Rusya'nın İstanbul Başkonsolosu Aleksey Yerhov'un Radyo Sputnik'e verdiği röportajın tamamı şu şekilde:
"MOSKOVA'DA TARTIŞMA PLATFORMU OLUŞTURULMAK İSTENDİ"
-Moskova'da gerçekleşen Suriye görüşmelerine kimler katıldı? Toplantının amacı neydi?
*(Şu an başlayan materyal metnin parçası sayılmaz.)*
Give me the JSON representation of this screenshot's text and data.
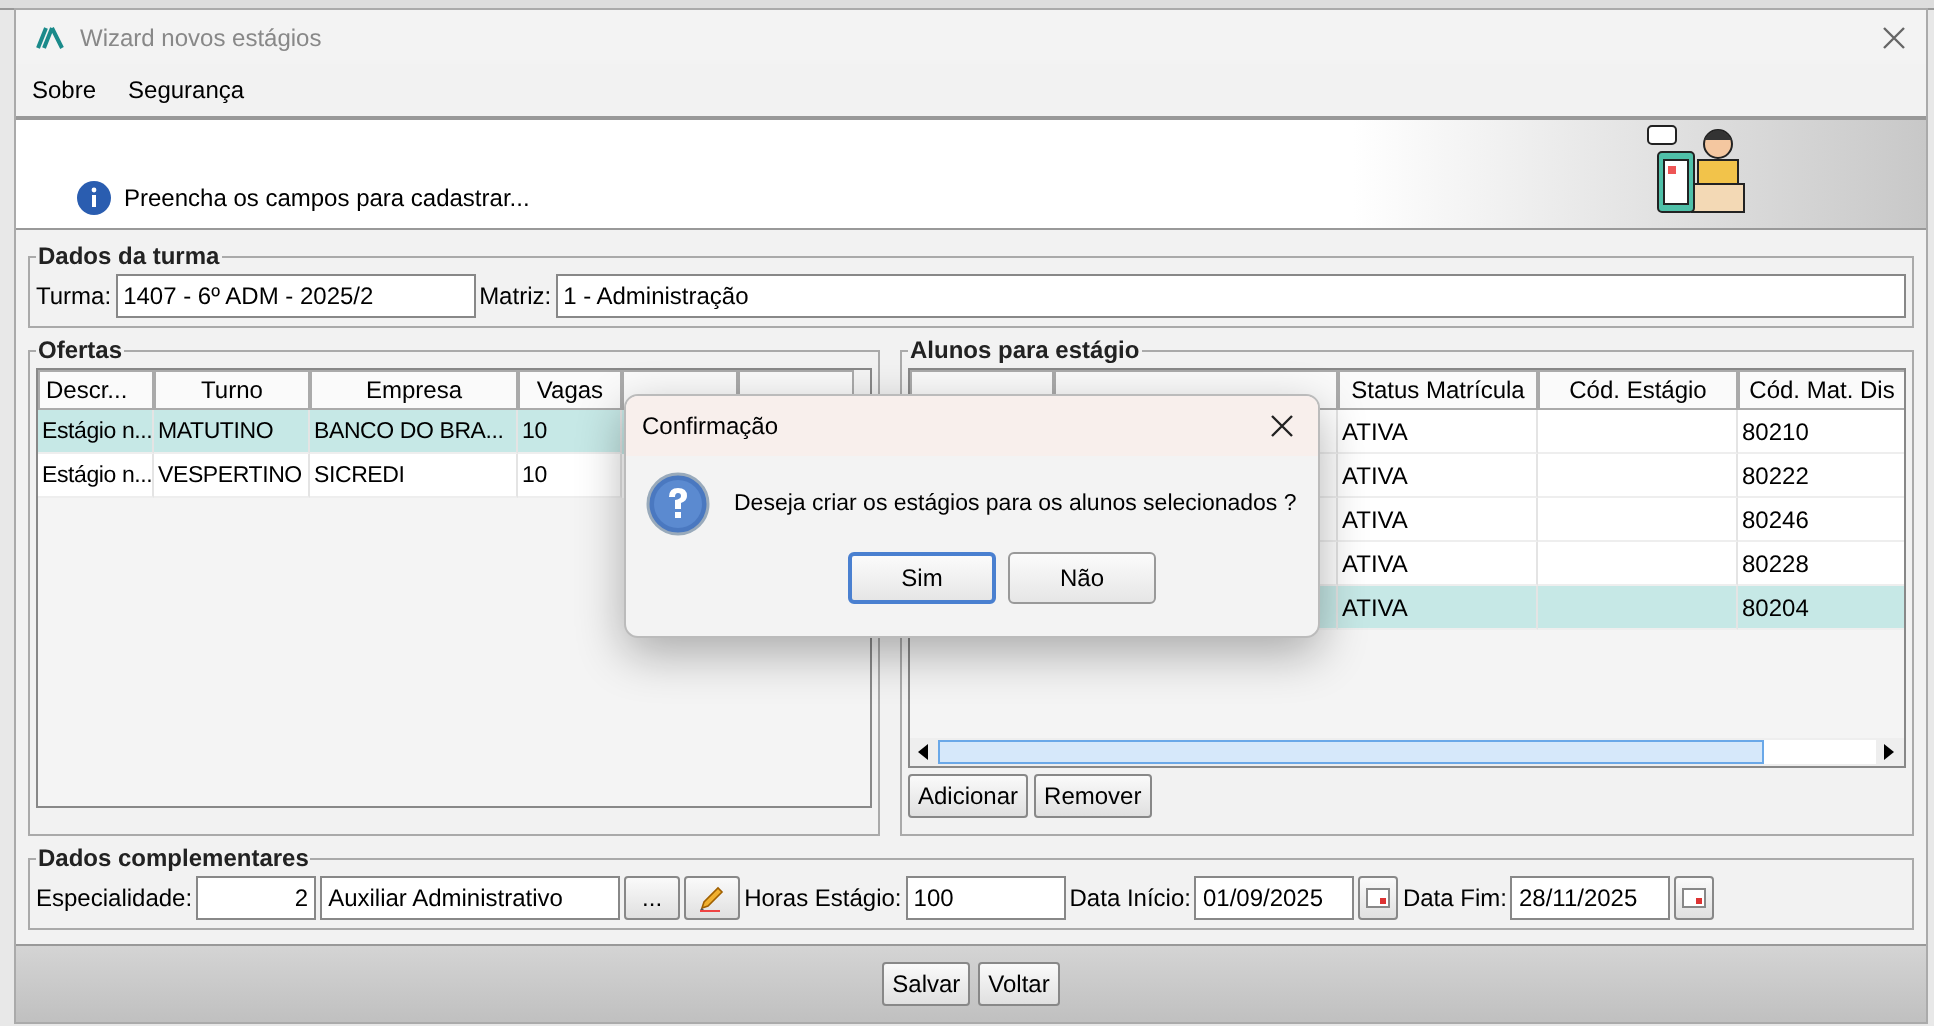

Moskova'daki görüşmeler, Suriyeli farklı muhalif grupların temsilcileri ile Şam yönetimi heyeti arasında fikir alışverişi yapılmasına olanak veren, gayri-resmi formatlı bir toplantıydı. Altını çiziyorum, geçen yıl gerçekleşen 2. Cenevre Konferansı gibi resmi bir toplantı değildi. Suriyeli temsilcileri Moskova'da toplama ihtiyacının arka planı ise şöyle: Biliyorsunuz ki Suriye'deki durum son derece zor ve gergin. İç savaş devam ediyor, her gün çatışmalar yaşanıyor ve insanlar ölüyor. On binlerce Suriyeli yerinden edildi, Türkiye'de de çok sayıda Suriyeli sığınmacı var. Dolayısıyla Suriye'de devam eden krize siyasal çözüm bulma gerekliliği hep gündemde olan bir konuydu. Moskova'daki toplantı da siyasi çözüme çıkış yollarının entelektüel anlamda tartışıldığı bir platform olma amacını taşıyordu.
Moskova'ya muhalif gruplardan tam olarak 54 kişi çağırıldı ve herkes örgüt/parti temsilcisi olarak değil bireysel olarak davet edildi. Bunun nedeni, herkesin kendisini daha eşit ve özgür hissetmesini sağlamak, bağlı oldukları örgütler ya da ideolojik duruşları yüzünden üzerlerinde siyasi baskı hissetmelerinin önüne geçmekti. Böyle bir format oluşturmak istedik ve davet edilenlerin çoğu bunu kabul etti. Ama merkezi İstanbul'da olan Suriye Devrimci ve Muhalif Güçler Ulusal Koalisyonu'nu davetimizi kabul etmedi. Sonuç olarak Moskova'da otuz kadar kişi bir araya geldi. Yaklaşık 20 farklı örgütün temsilcisi katılım gösterdi.
"SONUÇ UMUT VAAT EDİCİ"
-Görüşmenin gündem maddeleri hakkında bilgi verir misiniz?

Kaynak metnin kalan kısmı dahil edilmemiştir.